We can think of this in terms of common and mutual knowledge. I know something in some state of the world if I believe that event happens with probability 1 (in other works in this literature, I believe it happens with absolute certainty; don’t concern yourself with this difference). You and I, or the group of us, mutually know something if we all believe it with probability 1. You and I, or the group of us, commonly know something if we all believe it with prob. 1, we all believe with prob. 1 that we all believe it with prob. 1, and so on ad infinitum. It is tempting to believe, and many economists did basically until this paper was published, that common knowledge of the game form (who gets what payoffs from what actions?) and common knowledge of rationality (players maximize given their information) are implied by Nash equilibria. The logic is something like: I play mixed strategy X because I think you will play Y, which you play because you think I will play X because I think you will play Y, and so on.

This logic is not correct. Let a “conjecture” be a belief about what another person will do in a game. In a two player game, if the game form, rationality of the players, and each player’s conjecture is mutually known, the conjectures form a Nash equilibrium. There is no common knowledge at all! The proof is actually really simple. First, if conjectures are mutually known to be Q, then the conjectures actually are Q – this follows almost immediately from the definition of “known”. Next, note that is some action a(i) for player i is assigned positive probability by player j in his conjecture Q(j), then a(i) must be maximizing in the game form given i’s conjecture Q(i) about what j will do. What this sentence says is that j knows the following events “i is rational” and “i is using conjecture Q(i)” happen with probability 1 given the current state, and the event “i plays action a(i)” happens with positive probability given the current state. Since two of those events have probability 1 and the third has positive probability, their intersection has positive probability. In the state where that intersection attains, i is rationally playing a(i) given conjecture Q(i), hence a(i) is an optimal action given what i conjectures j will do. In the same manner, ever action a(j) with positive probability is an optimal action for j given what j conjectures i will do. This is the definition of a Nash equilibrium.
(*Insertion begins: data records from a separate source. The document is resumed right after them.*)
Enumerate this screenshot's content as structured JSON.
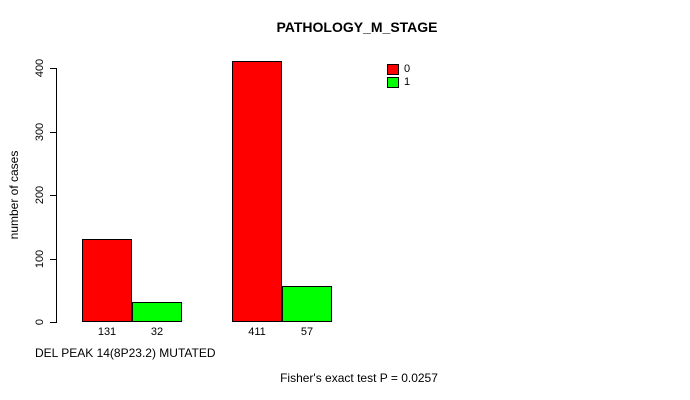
{
  "chart_data": {
    "type": "bar",
    "title": "PATHOLOGY_M_STAGE",
    "ylabel": "number of cases",
    "xlabel": "DEL PEAK 14(8P23.2) MUTATED",
    "annotation": "Fisher's exact test P = 0.0257",
    "ylim": [
      0,
      430
    ],
    "yticks": [
      0,
      100,
      200,
      300,
      400
    ],
    "grid": false,
    "legend": {
      "position": "top-right",
      "entries": [
        {
          "label": "0",
          "color": "#ff0000"
        },
        {
          "label": "1",
          "color": "#00ff00"
        }
      ]
    },
    "series": [
      {
        "name": "0",
        "color": "#ff0000",
        "values": [
          131,
          411
        ]
      },
      {
        "name": "1",
        "color": "#00ff00",
        "values": [
          32,
          57
        ]
      }
    ],
    "bar_value_labels": [
      [
        "131",
        "32"
      ],
      [
        "411",
        "57"
      ]
    ]
  }
}
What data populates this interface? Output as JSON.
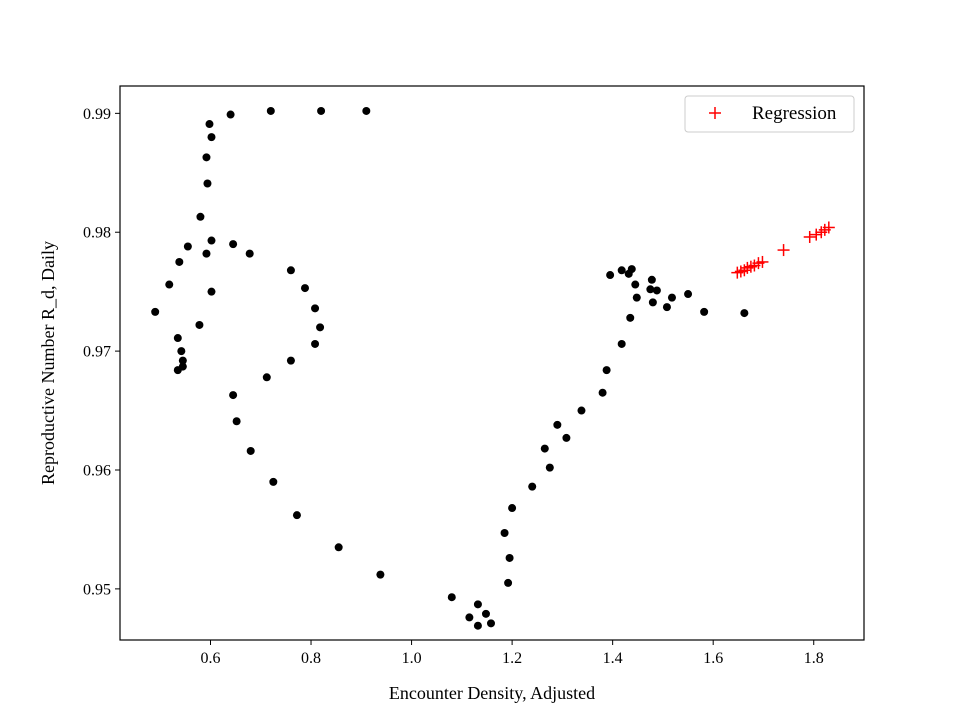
{
  "chart_data": {
    "type": "scatter",
    "title": "",
    "xlabel": "Encounter Density, Adjusted",
    "ylabel": "Reproductive Number R_d, Daily",
    "xlim": [
      0.42,
      1.9
    ],
    "ylim": [
      0.9457,
      0.9923
    ],
    "xticks": [
      0.6,
      0.8,
      1.0,
      1.2,
      1.4,
      1.6,
      1.8
    ],
    "xtick_labels": [
      "0.6",
      "0.8",
      "1.0",
      "1.2",
      "1.4",
      "1.6",
      "1.8"
    ],
    "yticks": [
      0.95,
      0.96,
      0.97,
      0.98,
      0.99
    ],
    "ytick_labels": [
      "0.95",
      "0.96",
      "0.97",
      "0.98",
      "0.99"
    ],
    "grid": false,
    "legend": {
      "position": "top-right",
      "entries": [
        "Regression"
      ]
    },
    "series": [
      {
        "marker": "dot",
        "color": "#000000",
        "points": [
          [
            0.64,
            0.9899
          ],
          [
            0.72,
            0.9902
          ],
          [
            0.82,
            0.9902
          ],
          [
            0.91,
            0.9902
          ],
          [
            0.598,
            0.9891
          ],
          [
            0.602,
            0.988
          ],
          [
            0.592,
            0.9863
          ],
          [
            0.594,
            0.9841
          ],
          [
            0.58,
            0.9813
          ],
          [
            0.602,
            0.9793
          ],
          [
            0.555,
            0.9788
          ],
          [
            0.592,
            0.9782
          ],
          [
            0.645,
            0.979
          ],
          [
            0.678,
            0.9782
          ],
          [
            0.538,
            0.9775
          ],
          [
            0.518,
            0.9756
          ],
          [
            0.602,
            0.975
          ],
          [
            0.49,
            0.9733
          ],
          [
            0.578,
            0.9722
          ],
          [
            0.535,
            0.9711
          ],
          [
            0.542,
            0.97
          ],
          [
            0.545,
            0.9692
          ],
          [
            0.545,
            0.9687
          ],
          [
            0.535,
            0.9684
          ],
          [
            0.76,
            0.9768
          ],
          [
            0.788,
            0.9753
          ],
          [
            0.808,
            0.9736
          ],
          [
            0.818,
            0.972
          ],
          [
            0.808,
            0.9706
          ],
          [
            0.76,
            0.9692
          ],
          [
            0.712,
            0.9678
          ],
          [
            0.645,
            0.9663
          ],
          [
            0.652,
            0.9641
          ],
          [
            0.68,
            0.9616
          ],
          [
            0.725,
            0.959
          ],
          [
            0.772,
            0.9562
          ],
          [
            0.855,
            0.9535
          ],
          [
            0.938,
            0.9512
          ],
          [
            1.08,
            0.9493
          ],
          [
            1.132,
            0.9487
          ],
          [
            1.115,
            0.9476
          ],
          [
            1.148,
            0.9479
          ],
          [
            1.132,
            0.9469
          ],
          [
            1.158,
            0.9471
          ],
          [
            1.192,
            0.9505
          ],
          [
            1.195,
            0.9526
          ],
          [
            1.185,
            0.9547
          ],
          [
            1.2,
            0.9568
          ],
          [
            1.24,
            0.9586
          ],
          [
            1.275,
            0.9602
          ],
          [
            1.265,
            0.9618
          ],
          [
            1.308,
            0.9627
          ],
          [
            1.29,
            0.9638
          ],
          [
            1.338,
            0.965
          ],
          [
            1.38,
            0.9665
          ],
          [
            1.388,
            0.9684
          ],
          [
            1.418,
            0.9706
          ],
          [
            1.435,
            0.9728
          ],
          [
            1.395,
            0.9764
          ],
          [
            1.418,
            0.9768
          ],
          [
            1.432,
            0.9765
          ],
          [
            1.438,
            0.9769
          ],
          [
            1.445,
            0.9756
          ],
          [
            1.448,
            0.9745
          ],
          [
            1.478,
            0.976
          ],
          [
            1.475,
            0.9752
          ],
          [
            1.488,
            0.9751
          ],
          [
            1.48,
            0.9741
          ],
          [
            1.508,
            0.9737
          ],
          [
            1.518,
            0.9745
          ],
          [
            1.55,
            0.9748
          ],
          [
            1.582,
            0.9733
          ],
          [
            1.662,
            0.9732
          ]
        ]
      },
      {
        "name": "Regression",
        "marker": "plus",
        "color": "#ff0000",
        "points": [
          [
            1.648,
            0.9766
          ],
          [
            1.655,
            0.9767
          ],
          [
            1.662,
            0.9768
          ],
          [
            1.668,
            0.977
          ],
          [
            1.675,
            0.9771
          ],
          [
            1.682,
            0.9772
          ],
          [
            1.69,
            0.9774
          ],
          [
            1.698,
            0.9775
          ],
          [
            1.74,
            0.9785
          ],
          [
            1.792,
            0.9796
          ],
          [
            1.805,
            0.9798
          ],
          [
            1.815,
            0.98
          ],
          [
            1.822,
            0.9802
          ],
          [
            1.83,
            0.9804
          ]
        ]
      }
    ]
  }
}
This result is perhaps not too surprising. Why would Nash play require common knowledge of rationality, for instance? If you know what I conjecture you are going to do, and you know my payoff function, and you know that I am rational, then you know what “best respond” means for me, and you know that I will best respond given my conjecture about how you will play. Likewise, I know that you will best respond given your conjecture about how I will play. So if we think of mixed strategies as “conjectures held by our opponents in a game which are mutually known” rather than “conscious randomization devices”, we have a nice interpretation of Nash equilibrium.

With more than 2 players, the situation is a little trickier. We need a common prior about the state, and we need common knowledge of the conjectures. This common knowledge needs to be over the conjectures each player has about what all other players will do, not common knowledge about what each individual player will do; that is, common knowledge that player 1 conjectures that player 2 will mix evenly between A and B, and player 3 will mix evenly between a and b is not sufficient. We need common knowledge that player 1 conjectures, say, that Aa happens 20 percent of the time, Ab 30% of the time, Ba 30 percent of the time and Bb 20 percent of the time. Exact details about why these assumptions are needed can be found in the paper, but the important part here is that, again, common knowledge of rationality is not one of the required conditions for Nash equilibrium to obtain.

http://www.ratio.huji.ac.il/dp_files/dp57.pdf (Final Econometrica version – Aumann is quite good at putting final, ungated copies of his research online. He also appears, in the hallway of our department, in the best economist portrait of all time. Rather than staring blandly at the camera and smiling, Aumann appears like a Biblical character deep in thought while playing a particularly rigorous game of chess.)